REPUBLIKA.CO.ID, WASHINGTON -- Menteri Pertahanan Amerika Serikat (AS) Jim Mattis mengundurkan diri karena berbeda pendapat dengan Presiden AS Donald Trump. Pengunduran diri Mattis ini dilakukan satu hari setelah Trump menolak nasihatnya dan menarik pasukan AS yang berada di Suriah. Mattis mengumumkan rencana pengunduran dirinya dalam surat pengunduran diri yang ditunjukkan kepada Trump.
Surat tersebut berisi tentang semakin berkembangnya perpecahaan di antara mereka dan secara implisit mengkritik Trump yang mengabaikan sekutu terdekat AS. Gedung Putih mengatakan Mattis merilis surat tersebut setelah bertatap muka dengan Trump di mana kedua orang tersebut juga menunjukan perbedaan mereka.
"Karena Anda memiliki hak untuk memiliki Menteri Pertahanan yang dalam hal ini memiliki pandangan yang selaras dengan Anda dan persoalan lainnya, saya yakin ini langkah yang tepat bagi saya untuk mengundurkan diri dari posisi saya," kata Mattis dalam surat tersebut, Jumat (21/12).
Dalam surat itu Mattis mengatakan ia tidak dipaksa mengundurkan diri oleh Trump. Pada hari Rabu, (19/12) Trump mengumumkan akan menarik pasukan AS dari Suriah, keputusan yang bertentangan dengan kebijakan AS di kawasan tersebut.
Pada Kamis (20/12) kabarnya Trump ingin kembali menentang Mattis dengan menarik pulang pasukan AS di Afghanistan setelah berperang selama 17 tahun di sana. Mattis seorang pensiunan Jendral Marinir yang dekat dengan NATO dan sekutu lama Amerika, hal inilah yang membuatnya sering bertentangan dengan Trump.
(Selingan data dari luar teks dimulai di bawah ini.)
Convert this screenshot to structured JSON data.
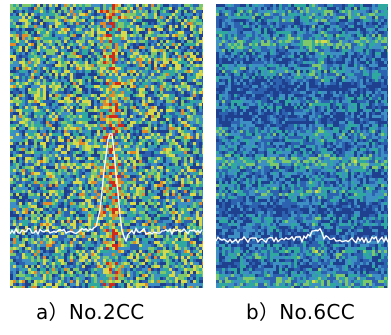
{
  "figure": {
    "panels": [
      {
        "id": "a",
        "caption": "a）No.2CC",
        "colors": [
          "#1f3f8f",
          "#2c62b0",
          "#3e8fc4",
          "#2fa9a0",
          "#7cc86a",
          "#d7d84a",
          "#e08a2a",
          "#d02a1c"
        ],
        "texture": "random-noise-with-central-vertical-segregation-band",
        "profile_color": "#ffffff"
      },
      {
        "id": "b",
        "caption": "b）No.6CC",
        "colors": [
          "#1f3f8f",
          "#2c62b0",
          "#3e8fc4",
          "#2fa9a0",
          "#7cc86a",
          "#d7d84a"
        ],
        "texture": "horizontal-streaks-with-weak-central-band",
        "profile_color": "#ffffff"
      }
    ]
  }
}
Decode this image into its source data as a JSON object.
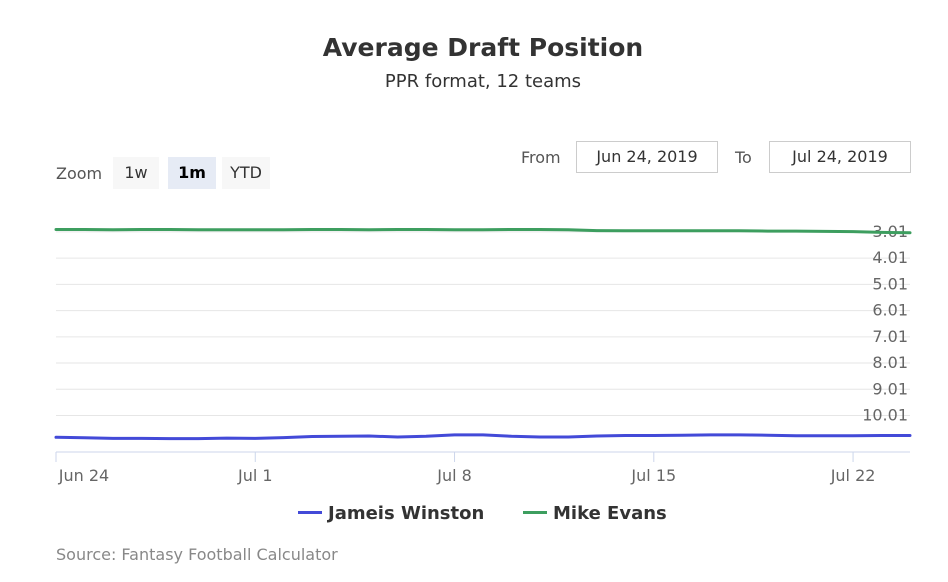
{
  "chart_data": {
    "type": "line",
    "title": "Average Draft Position",
    "subtitle": "PPR format, 12 teams",
    "x": [
      0,
      1,
      2,
      3,
      4,
      5,
      6,
      7,
      8,
      9,
      10,
      11,
      12,
      13,
      14,
      15,
      16,
      17,
      18,
      19,
      20,
      21,
      22,
      23,
      24,
      25,
      26,
      27,
      28,
      29,
      30
    ],
    "x_tick_labels": [
      {
        "x": 0,
        "label": "Jun 24"
      },
      {
        "x": 7,
        "label": "Jul 1"
      },
      {
        "x": 14,
        "label": "Jul 8"
      },
      {
        "x": 21,
        "label": "Jul 15"
      },
      {
        "x": 28,
        "label": "Jul 22"
      }
    ],
    "y_tick_labels": [
      "3.01",
      "4.01",
      "5.01",
      "6.01",
      "7.01",
      "8.01",
      "9.01",
      "10.01"
    ],
    "y_ticks": [
      3.01,
      4.01,
      5.01,
      6.01,
      7.01,
      8.01,
      9.01,
      10.01
    ],
    "ylim": [
      2.1,
      11.4
    ],
    "y_reversed": true,
    "series": [
      {
        "name": "Jameis Winston",
        "color": "#434ad8",
        "values": [
          10.84,
          10.86,
          10.88,
          10.88,
          10.89,
          10.89,
          10.87,
          10.88,
          10.85,
          10.81,
          10.8,
          10.79,
          10.83,
          10.8,
          10.75,
          10.75,
          10.8,
          10.83,
          10.83,
          10.79,
          10.77,
          10.77,
          10.76,
          10.75,
          10.75,
          10.76,
          10.78,
          10.78,
          10.78,
          10.77,
          10.77
        ]
      },
      {
        "name": "Mike Evans",
        "color": "#3d9e5f",
        "values": [
          2.92,
          2.92,
          2.93,
          2.92,
          2.92,
          2.93,
          2.93,
          2.93,
          2.93,
          2.92,
          2.92,
          2.93,
          2.92,
          2.92,
          2.93,
          2.93,
          2.92,
          2.92,
          2.93,
          2.96,
          2.97,
          2.97,
          2.97,
          2.97,
          2.97,
          2.98,
          2.98,
          2.99,
          3.0,
          3.03,
          3.04
        ]
      }
    ],
    "grid": true,
    "legend": "bottom-center"
  },
  "zoom": {
    "label": "Zoom",
    "buttons": [
      "1w",
      "1m",
      "YTD"
    ],
    "selected": "1m"
  },
  "range": {
    "from_label": "From",
    "from_value": "Jun 24, 2019",
    "to_label": "To",
    "to_value": "Jul 24, 2019"
  },
  "source": "Source: Fantasy Football Calculator"
}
Kabarnya Mattis menentang rencana penarikan pasukan AS di Suriah. Salah satu pejabat mengatakan hal itu yang menjadi alasan Mattis untuk mengundurkan diri. Berita AS akan menarik mundur pasukan mereka telah mengejutkan banyak sekutu militer Negeri Paman Sam tersebut.
Sekutu AS pun sebenarnya sudah lama bingung dengan Trump yang tidak dapat diprediksi dan melakukan pendekatan-sendiri dalam keamanan global. Hal ini meningkatkan pertanyaan apakah pengganti Mattis akan tetap berkomitmen dengan perjanjian tradisional seperti NATO atau hanya mengikuti semua yang diinginkan Trump.
Ketika Mattis diwawancara Trump untuk mengisi posisi Menteri Pertahanan pada 2016 lalu ia berbeda pandangan dengan presiden AS ke-45 itu disejumlah isu. Termasuk isu NATO dan penggunaan penyiksaan. Trump akhirnya mengakui kualitas Mattis.
Tapi seiring berjalannya waktu dalam isu keamanan nasional Trump bertindak berdasarkan nalurinya sendiri. Ia memilih agendanya 'Utamakan Amerika' yang bertolak belakang keyakinan Mattis. Dalam suratnya Mattis mengisyaratkan ia tidak setuju dengan kebijakan isolasi Trump.
Dalam tulisannya itu ia yakin Amerika harus mempertahankan sekutu yang kuat dengan menunjukan rasa hormat. Trump sudah menarik AS dari sejumlah perjanjian internasional sejak Januari 2017 lalu.
"Amerika Serikat harus tegas dan tidak ambigu dalam pendekatan terhadap negara-negara yang kepentingan strategisnya menegang dengan kepentingan kami," kata Mattis dalam surat tersebut.
Ia mengidentifikasi Rusia dan Cina sebagai negara-negara yang ingin membentuk dunia searah dengan model otoritarian yang mereka miliki. Mattis masuk ke dalam daftar panjang pejabat-pejabat dalam pemerintahan Trump yang mengundurkan diri.
Pergeseran kebijakan luar negeri ini meningkatkan ketidakpastian di Gedung Putih seiring Trump mendekati separuh masa jabatannya. Ketidaksepakatan kebijakan pertahanan ini tidak mengalihkan perhatian publik dari penyelidikan jaksa khusus Robert Mueller dalam intervensi Rusia di pemilihan presiden AS 2016 lalu.